Muita controvérsia surgiu deste acidente trágico. A poça de óleo que teria causado o acidente havia sido identificada antes da largada, a organização da corrida tentou cobri-la com areia, mas mesmo assim, a largada foi dada.
Algumas pesquisas, muito bem fundamentadas, mostram que o motor do carro de Trossi, mesmo tento perdido um cilindro, não teria derramado tanto óleo na pista, pois o volume restante em seu cárter mostrava que não vazou em grande quantidade, senão estaria praticamente vazio. Não havia nenhuma avaria na parte inferior do bloco que mostrasse algum vazamento de óleo. Possivelmente como não foi observado nenhuma outra justificativa, a culpa recaiu sobre o Duesenberg.

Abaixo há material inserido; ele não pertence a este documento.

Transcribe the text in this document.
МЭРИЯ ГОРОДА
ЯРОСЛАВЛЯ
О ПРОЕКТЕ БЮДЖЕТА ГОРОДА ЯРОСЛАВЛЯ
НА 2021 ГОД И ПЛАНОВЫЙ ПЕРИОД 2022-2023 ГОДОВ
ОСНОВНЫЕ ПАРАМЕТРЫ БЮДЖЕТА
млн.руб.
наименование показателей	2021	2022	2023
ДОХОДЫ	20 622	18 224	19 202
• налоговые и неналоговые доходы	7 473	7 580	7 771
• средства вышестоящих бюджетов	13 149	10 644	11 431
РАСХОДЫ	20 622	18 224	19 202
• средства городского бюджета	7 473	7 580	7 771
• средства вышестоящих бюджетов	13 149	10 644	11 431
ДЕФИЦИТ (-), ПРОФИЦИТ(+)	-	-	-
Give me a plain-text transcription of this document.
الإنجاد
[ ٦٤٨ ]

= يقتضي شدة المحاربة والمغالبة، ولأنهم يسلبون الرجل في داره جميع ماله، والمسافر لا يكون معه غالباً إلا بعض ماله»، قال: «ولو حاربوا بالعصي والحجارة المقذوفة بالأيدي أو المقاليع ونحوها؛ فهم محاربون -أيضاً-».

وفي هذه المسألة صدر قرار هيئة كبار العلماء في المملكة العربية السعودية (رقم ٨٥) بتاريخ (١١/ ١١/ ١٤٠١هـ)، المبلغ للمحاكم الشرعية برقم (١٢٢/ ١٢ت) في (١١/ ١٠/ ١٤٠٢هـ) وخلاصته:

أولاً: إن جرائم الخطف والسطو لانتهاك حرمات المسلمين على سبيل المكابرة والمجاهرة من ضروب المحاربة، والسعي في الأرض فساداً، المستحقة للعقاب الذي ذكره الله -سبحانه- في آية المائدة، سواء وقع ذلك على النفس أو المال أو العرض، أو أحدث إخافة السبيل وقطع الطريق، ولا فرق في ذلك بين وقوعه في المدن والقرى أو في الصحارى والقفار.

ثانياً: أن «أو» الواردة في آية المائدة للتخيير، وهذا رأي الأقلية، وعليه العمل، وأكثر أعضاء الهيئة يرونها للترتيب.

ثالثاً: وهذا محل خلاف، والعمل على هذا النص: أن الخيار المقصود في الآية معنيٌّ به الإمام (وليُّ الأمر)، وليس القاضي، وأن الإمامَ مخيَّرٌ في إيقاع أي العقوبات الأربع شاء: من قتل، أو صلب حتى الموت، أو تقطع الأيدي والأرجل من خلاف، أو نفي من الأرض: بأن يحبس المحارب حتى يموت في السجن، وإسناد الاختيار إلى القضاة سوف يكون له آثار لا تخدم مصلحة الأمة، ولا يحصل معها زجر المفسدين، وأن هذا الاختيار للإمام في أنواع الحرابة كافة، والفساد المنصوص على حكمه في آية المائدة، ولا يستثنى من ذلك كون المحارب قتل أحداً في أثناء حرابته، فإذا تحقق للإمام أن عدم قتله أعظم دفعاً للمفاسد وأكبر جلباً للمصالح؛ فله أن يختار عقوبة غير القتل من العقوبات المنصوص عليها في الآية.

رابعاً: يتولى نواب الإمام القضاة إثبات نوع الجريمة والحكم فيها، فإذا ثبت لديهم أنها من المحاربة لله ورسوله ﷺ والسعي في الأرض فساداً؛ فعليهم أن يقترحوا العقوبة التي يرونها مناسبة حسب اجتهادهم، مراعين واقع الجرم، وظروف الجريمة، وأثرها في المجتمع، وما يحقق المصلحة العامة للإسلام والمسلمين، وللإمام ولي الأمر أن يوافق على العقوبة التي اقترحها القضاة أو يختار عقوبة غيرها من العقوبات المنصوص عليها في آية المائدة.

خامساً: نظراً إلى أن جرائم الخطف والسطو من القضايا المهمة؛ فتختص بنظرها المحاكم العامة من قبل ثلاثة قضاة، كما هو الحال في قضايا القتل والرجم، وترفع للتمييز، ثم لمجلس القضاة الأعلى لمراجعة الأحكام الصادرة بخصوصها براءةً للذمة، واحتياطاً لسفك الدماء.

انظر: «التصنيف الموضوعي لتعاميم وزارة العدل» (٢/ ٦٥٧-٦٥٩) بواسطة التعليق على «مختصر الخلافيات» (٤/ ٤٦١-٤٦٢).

No dia do acidente, o clima estava frio, muito húmido e levemente chuvoso. De modo geral, os carros tinham pequenos vazamentos de óleo, graxa das juntas de suspensão e chassi, bem diferente das modernas formas de vedação de hoje me dia. A tecnologia de pneus da época e as condições do piso do circuito de Monza não eram nada favoráveis para a segurança dos pilotos, e os carros já passavam dos 200 km/h. É bem mais provável que a combinação de todos estes fatores tenha causado o acidente, e não apenas o motor Clemons do Duesenberg.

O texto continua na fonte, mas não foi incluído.